A. Orlova and E.H. Egelman
Univ. of Minnesota Medical School, Minneapolis, MN 55455.
Many aspects of cooperative behavior within pure F-actin filaments have been described, by us and by other laboratories. We have shown that with Ca2+ bound at the high-affinity metal binding site in actin, there is a very large cooperativity in the binding of HMM, but no cooperativity for S1. With Mg2+ bound at the high affinity site, or with conditions that stabilize the conformation of subdomain-2 of actin, there is no cooperativity seen with either HMM or S1. These results show that the two heads of HMM can induce structural changes in F-actin that are not observed with the single head of S1. They also support the notion that the binding of myosin to F-actin induces a conformational change in subdomain-2 of actin, and that under certain conditions this conformational change can be cooperatively propagated through an actin filament.
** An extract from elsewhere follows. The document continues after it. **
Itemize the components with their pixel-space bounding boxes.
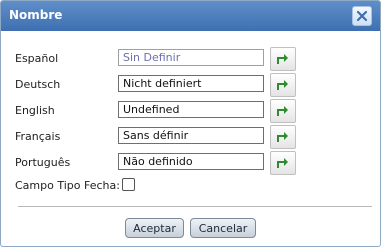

An interesting question is whether the structural state of F-actin relaxes after myosin binds and is released, and whether this relaxation time is on a short or long time scale. If the relaxation time is very long (e.g., minutes) it is possible that most of the helical disorder that exists within F-actin may be relatively static. This could reconcile micromechanical measurements of actin's torsional flexibility (Tsuda et al., PNAS 93, 12937-42, 1996) with observations from EM that suggest a larger torsional freedom. To test this, we are using electron microscopy of actin filaments that have had helical order imposed upon them, and then allowed to relax.